Microfluidics have recently garnered considerable interest due to their unique benefits over conventional liquid handling systems and the tools they provide towards the development of lab-on-a-chip devices and organ-on-a-chip systems. Irrespectively of the specific application, the surface properties of microfluidic channels have to be carefully engineered to render them biocompatible and/or antifouling, customize their wettability or provide anchoring points for biomolecule tethering. Despite the significant progress made, surface (bio) functionalization remains a hard-to-navigate step in the fabrication process of microfluidics-based devices, as modification strategies are not only dependent on the basal material but also difficult to scale up at a low cost. Herein, an altogether different approach towards surface functionalization is presented that is based on the established toolbox of catechol-containing molecules as well as on the largely unexplored chemistry of aryl diazonium salts, both of which allow the highly specific yet universal, material-independent tailoring of the properties of microfluidic channels.
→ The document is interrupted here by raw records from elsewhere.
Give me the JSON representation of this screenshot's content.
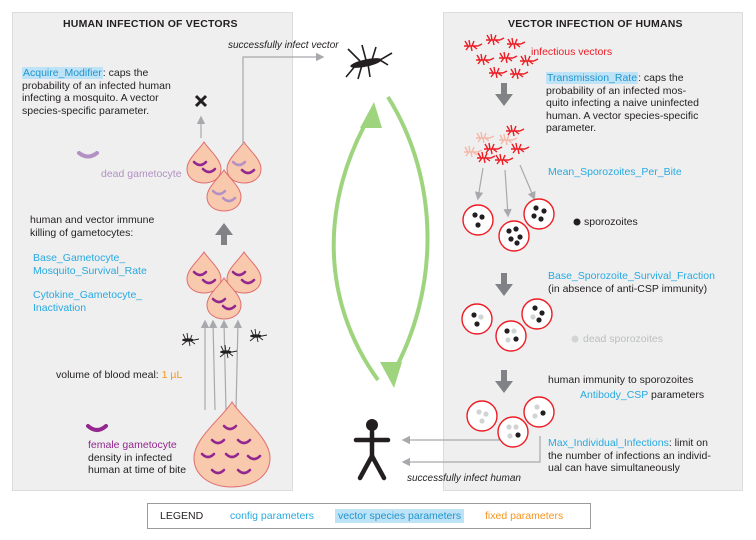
{
  "left_panel": {
    "title": "HUMAN INFECTION OF VECTORS",
    "acquire": {
      "param": "Acquire_Modifier",
      "l1": ": caps the",
      "l2": "probability of an infected human",
      "l3": "infecting a mosquito. A vector",
      "l4": "species-specific parameter."
    },
    "dead_gametocyte": "dead gametocyte",
    "killing": {
      "l1": "human and vector immune",
      "l2": "killing of gametocytes:"
    },
    "param_base_1": "Base_Gametocyte_",
    "param_base_2": "Mosquito_Survival_Rate",
    "param_cyto_1": "Cytokine_Gametocyte_",
    "param_cyto_2": "Inactivation",
    "blood_meal_label": "volume of blood meal:",
    "blood_meal_value": "1 µL",
    "female": {
      "label": "female gametocyte",
      "l2": "density in infected",
      "l3": "human at time of bite"
    }
  },
  "center": {
    "infect_vector": "successfully infect vector",
    "infect_human": "successfully infect human"
  },
  "right_panel": {
    "title": "VECTOR INFECTION OF HUMANS",
    "infectious_vectors": "infectious vectors",
    "transmission": {
      "param": "Transmission_Rate",
      "l1": ": caps the",
      "l2": "probability of an infected mos-",
      "l3": "quito infecting a naive uninfected",
      "l4": "human. A vector species-specific",
      "l5": "parameter."
    },
    "mean_spz": "Mean_Sporozoites_Per_Bite",
    "sporozoites": "sporozoites",
    "base_spz": "Base_Sporozoite_Survival_Fraction",
    "base_spz_note": "(in absence of anti-CSP immunity)",
    "dead_spz": "dead sporozoites",
    "immunity": "human immunity to sporozoites",
    "antibody": "Antibody_CSP",
    "antibody_suffix": "parameters",
    "max_inf": {
      "param": "Max_Individual_Infections",
      "l1": ": limit on",
      "l2": "the number of infections an individ-",
      "l3": "ual can have simultaneously"
    }
  },
  "legend": {
    "title": "LEGEND",
    "config": "config parameters",
    "vector": "vector species parameters",
    "fixed": "fixed parameters"
  },
  "colors": {
    "config": "#27aae1",
    "vector_bg": "#bfe3f6",
    "fixed": "#f7941d",
    "red": "#ed1c24",
    "gametocyte": "#92278f",
    "blood": "#f9c9ae",
    "cycle_arrow": "#9fd47e"
  }
}
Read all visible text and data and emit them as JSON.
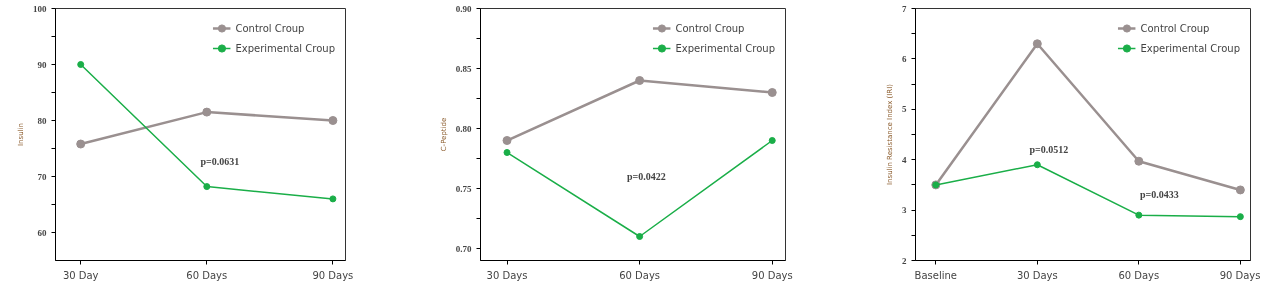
{
  "chart_data": [
    {
      "type": "line",
      "ylabel": "Insulin",
      "categories": [
        "30 Day",
        "60 Days",
        "90 Days"
      ],
      "series": [
        {
          "name": "Control Croup",
          "color": "#9a9090",
          "values": [
            75.8,
            81.5,
            80
          ]
        },
        {
          "name": "Experimental Croup",
          "color": "#1aae48",
          "values": [
            90,
            68.2,
            66
          ]
        }
      ],
      "ylim": [
        55,
        100
      ],
      "yticks": [
        60,
        {
          "value": 65,
          "label": null
        },
        70,
        {
          "value": 75,
          "label": null
        },
        80,
        {
          "value": 85,
          "label": null
        },
        90,
        {
          "value": 95,
          "label": null
        },
        100
      ],
      "annotations": [
        "p=0.0631"
      ],
      "legend": "top right",
      "marker": "circle",
      "grid": false
    },
    {
      "type": "line",
      "ylabel": "C-Peptide",
      "categories": [
        "30 Days",
        "60 Days",
        "90 Days"
      ],
      "series": [
        {
          "name": "Control Croup",
          "color": "#9a9090",
          "values": [
            0.79,
            0.84,
            0.83
          ]
        },
        {
          "name": "Experimental Croup",
          "color": "#1aae48",
          "values": [
            0.78,
            0.71,
            0.79
          ]
        }
      ],
      "ylim": [
        0.69,
        0.9
      ],
      "yticks": [
        {
          "value": 0.7,
          "label": "0.70"
        },
        {
          "value": 0.725,
          "label": null
        },
        0.75,
        {
          "value": 0.775,
          "label": null
        },
        {
          "value": 0.8,
          "label": "0.80"
        },
        {
          "value": 0.825,
          "label": null
        },
        0.85,
        {
          "value": 0.875,
          "label": null
        },
        {
          "value": 0.9,
          "label": "0.90"
        }
      ],
      "annotations": [
        "p=0.0422"
      ],
      "legend": "top right",
      "marker": "circle",
      "grid": false
    },
    {
      "type": "line",
      "ylabel": "Insulin Resistance Index (IRI)",
      "categories": [
        "Baseline",
        "30 Days",
        "60 Days",
        "90 Days"
      ],
      "series": [
        {
          "name": "Control Croup",
          "color": "#9a9090",
          "values": [
            3.5,
            6.3,
            3.97,
            3.4
          ]
        },
        {
          "name": "Experimental Croup",
          "color": "#1aae48",
          "values": [
            3.5,
            3.9,
            2.9,
            2.87
          ]
        }
      ],
      "ylim": [
        2,
        7
      ],
      "yticks": [
        2,
        {
          "value": 2.5,
          "label": null
        },
        3,
        {
          "value": 3.5,
          "label": null
        },
        4,
        {
          "value": 4.5,
          "label": null
        },
        5,
        {
          "value": 5.5,
          "label": null
        },
        6,
        {
          "value": 6.5,
          "label": null
        },
        7
      ],
      "annotations": [
        "p=0.0512",
        "p=0.0433"
      ],
      "legend": "top right",
      "marker": "circle",
      "grid": false
    }
  ]
}
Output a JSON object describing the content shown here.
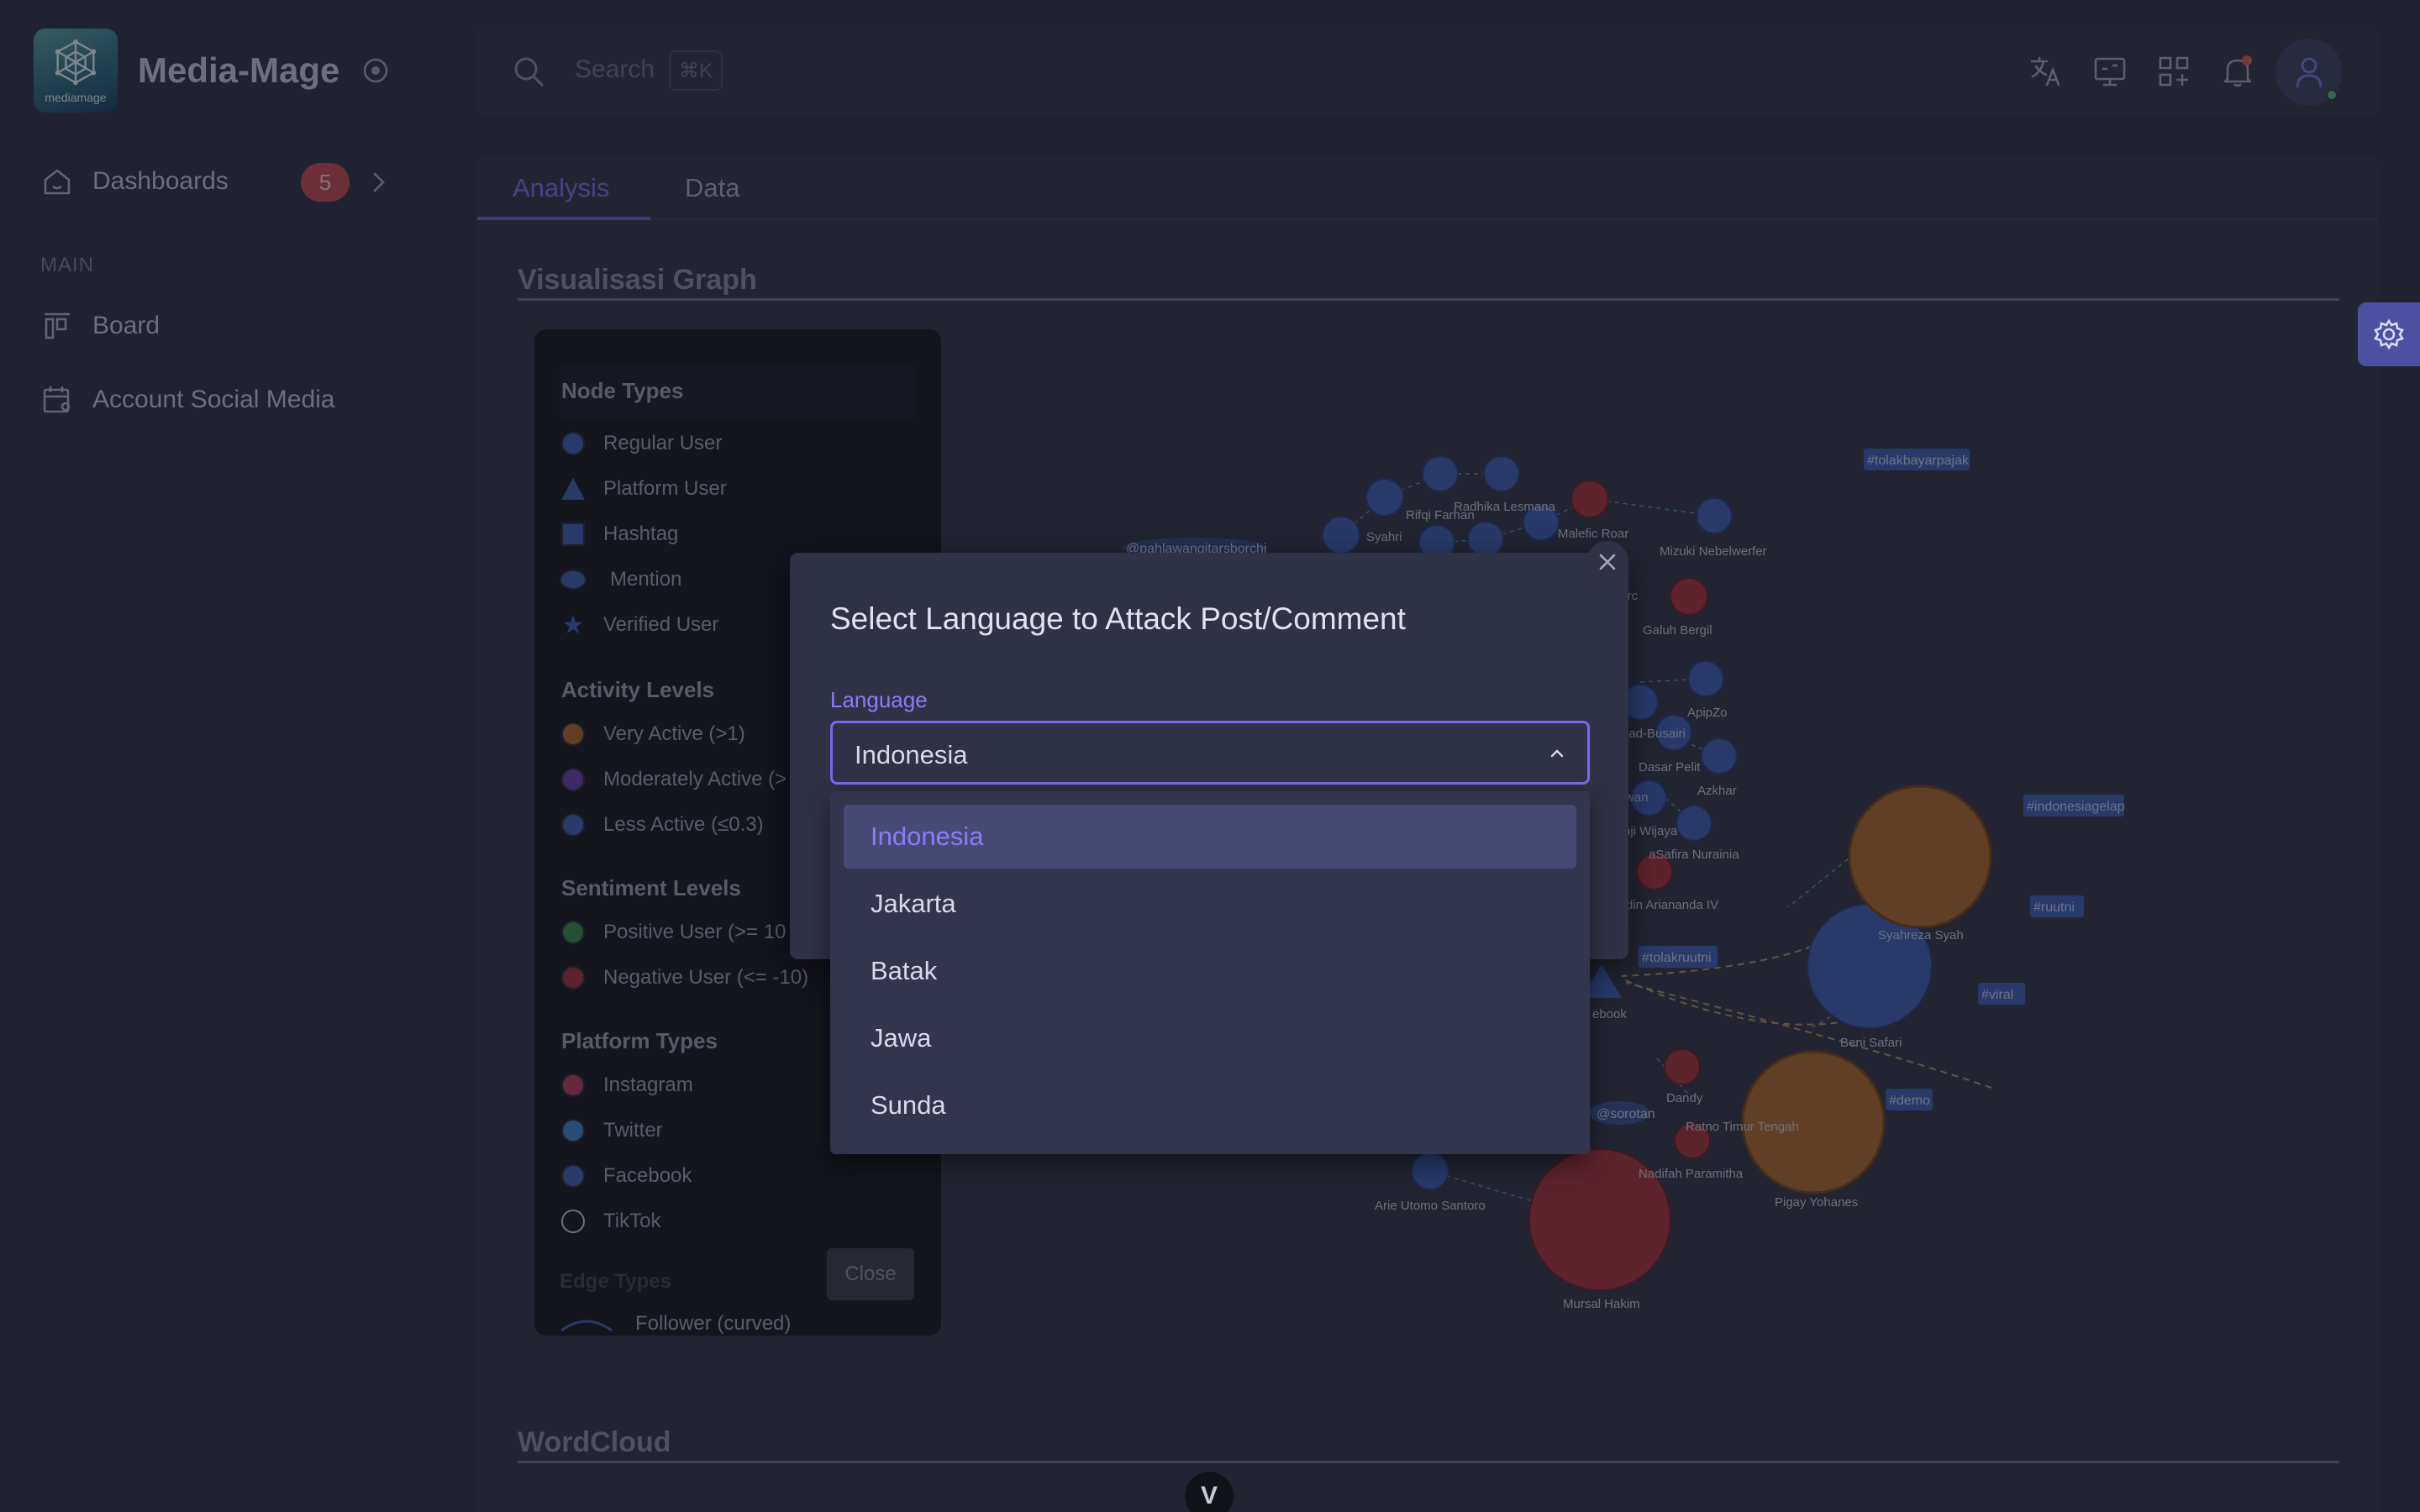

The versatility of both chemical modification routes, developed within the H2020 NextGenMicrofluidics project, is showcased through their implementation into four different projects with distinct requirements, undertaken within the context of the Microfluidics Innovation Hub, a Single Entry Point where surface functionalization of microfluidics devices is offered as a service.
George Tsekenis, Head of Applied Biophysics and Surface Science Laboratory, Biomedical Research Foundation of the Academy of Athens (BRFAA)
Dr. George Tsekenis, a biochemist and geneticist by training (University of Nottingham, 2004), since his PhD studies (University of Cranfield, 2008) has been working on the development of innovative biochemical assays and surface functionalization techniques for biosensors and lab-on-a-chip devices. He currently heads the Applied Biophysics and Surface Science Laboratory at the Biomedical Research Foundation of the Academy of Athens, whose research focuses on the development of aptamers and aptasensors as well as on the applications of material-independent surface chemistries in microfluidics and PoN/PoC platforms. He has participated/led 12 European and nationally-funded projects and he is the author of 39 publications in high-impact scientific journals.